All industries have a SOP.
Standard operating procedures are often the thorn in our backside, but when you really get down to it, they are what have our backs most of all. After all, how can you know you did something right, without a rule saying how it ought to be done?
This becomes even more important when you are working in a technical – and definitely somewhat dangerous –- sector. Data centers are risky places, with arc flash incidents and fires, cyber breaches, and the (thankfully less common) terrorist attack, workers need to have the hypervigilance of a seal in shark-infested waters.
As well as having inherent risks, a disappointing fact is that in data centers, it is usually us that is the problem. The foibles of humanity – and our tendency to make silly mistakes.
It is this that we discussed with CBRE technical director for Data Centers, Joe Parrino.
“In the US, we tend to look at a lot of the Uptime Institute data, and according to them, procedures, or failure to follow procedures and written documents, accounts for more than 50 percent of the human-caused major data center outages,” explains Parrino. “These are avoidable situations.”
According to Parrino, another 40 percent is due to these procedures being poorly written. With such significant numbers, the question is: why hasn’t something been done to change this?

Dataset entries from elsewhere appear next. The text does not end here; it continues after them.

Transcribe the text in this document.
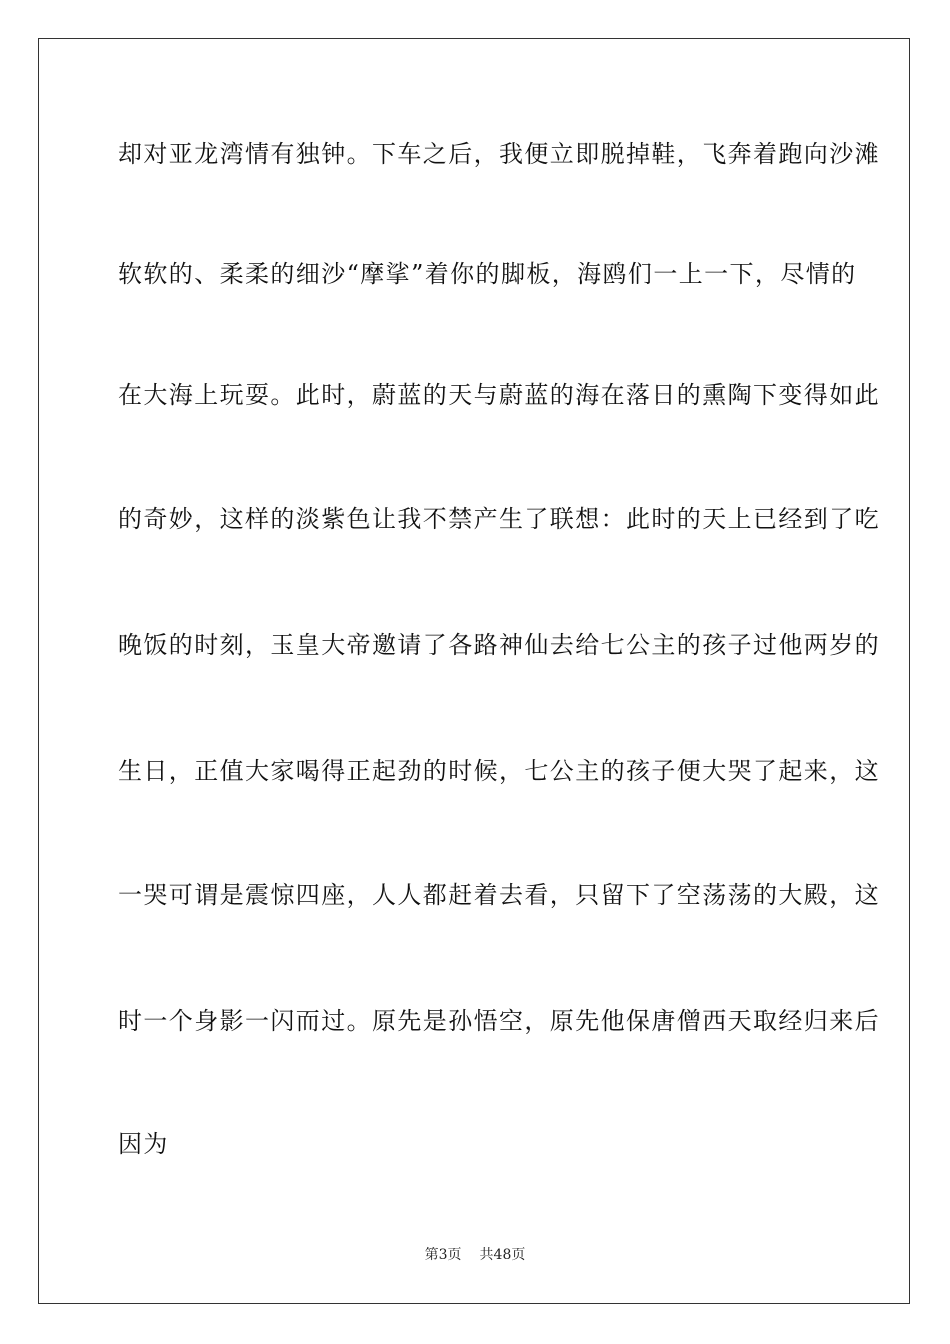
却对亚龙湾情有独钟。下车之后，我便立即脱掉鞋，飞奔着跑向沙滩
软软的、柔柔的细沙“摩挲”着你的脚板，海鸥们一上一下，尽情的
在大海上玩耍。此时，蔚蓝的天与蔚蓝的海在落日的熏陶下变得如此
的奇妙，这样的淡紫色让我不禁产生了联想：此时的天上已经到了吃
晚饭的时刻，玉皇大帝邀请了各路神仙去给七公主的孩子过他两岁的
生日，正值大家喝得正起劲的时候，七公主的孩子便大哭了起来，这
一哭可谓是震惊四座，人人都赶着去看，只留下了空荡荡的大殿，这
时一个身影一闪而过。原先是孙悟空，原先他保唐僧西天取经归来后
因为
第3页 共48页
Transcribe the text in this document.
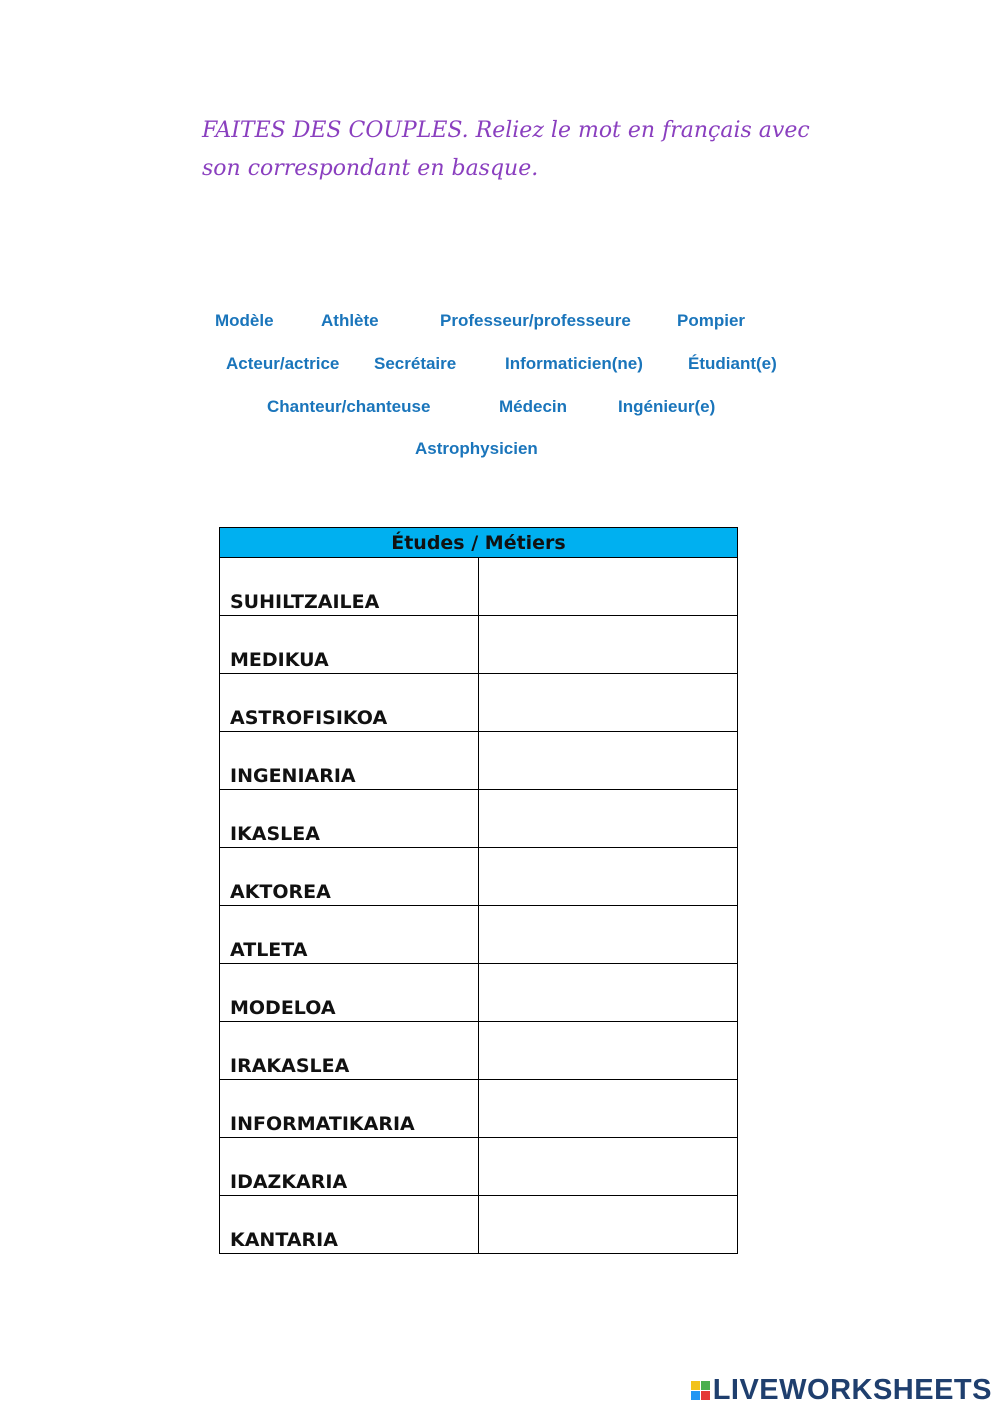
FAITES DES COUPLES. Reliez le mot en français avec
son correspondant en basque.
Modèle	Athlète	Professeur/professeure	Pompier
Acteur/actrice Secrétaire	Informaticien(ne)	Étudiant(e)
Chanteur/chanteuse	Médecin	Ingénieur(e)
Astrophysicien
Études / Métiers	
SUHILTZAILEA	
MEDIKUA	
ASTROFISIKOA	
INGENIARIA	
IKASLEA	
AKTOREA	
ATLETA	
MODELOA	
IRAKASLEA	
INFORMATIKARIA	
IDAZKARIA	
KANTARIA	
LIVEWORKSHEETS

The consequences of an outage can be severe, potentially affecting the healthcare sector, technologies like automated vehicles, the stock exchange, or the value of cryptocurrencies. And, if the outage is due to a fire, the people working in the data center could end up getting hurt.
So, CBRE set out to combat this, and not only within their own company but to help others too.
“We decided to roll out a training program in October,” says Parrino.
“We talked about crafting the procedures. I use the word crafting in there, because I think it's a skill, and not everybody has that skill, but they can have a detail-oriented mind, and understand the sequence of operations well enough to be able to craft these procedures.
“We talked about execution, and we introduced something we took from elsewhere: CEVAC. Command, echo, verify, acknowledge, control. It is a pilot-copilot technique, speaking above the ambient noise that's in these rooms, making sure you're making eye contact, pointing at the device you're going to operate, then operating the device after you get the acknowledgement from the supervisor.”
These concepts may seem obvious, and intuitive even, but they are not consistently done without being set down as rules. After all, it is in human nature to work smarter, not harder, and we endlessly underestimate our own weaknesses as well as those of others.
Parrino also suggests that it is not just about the step-by-step method in the procedure, but also about understanding those human factors a little better.
“For example, you get called in on shift, and you just finished your shift, so you're agitated. I [the manager/supervisor] need to check in with you. How's it going? Are you OK? Because sometimes people aren’t okay, and that causes problems, too.”
CBRE takes the human aspect very seriously, and it is even embedded in its hiring process. All new hires are subjected to the ‘DCS Shield’, a pre-screening process that looks at people's strengths and weaknesses, and trains them on the human elements of the job.
So far, CBRE’s protocol-creating training program has been rolled out to 3,000 people globally.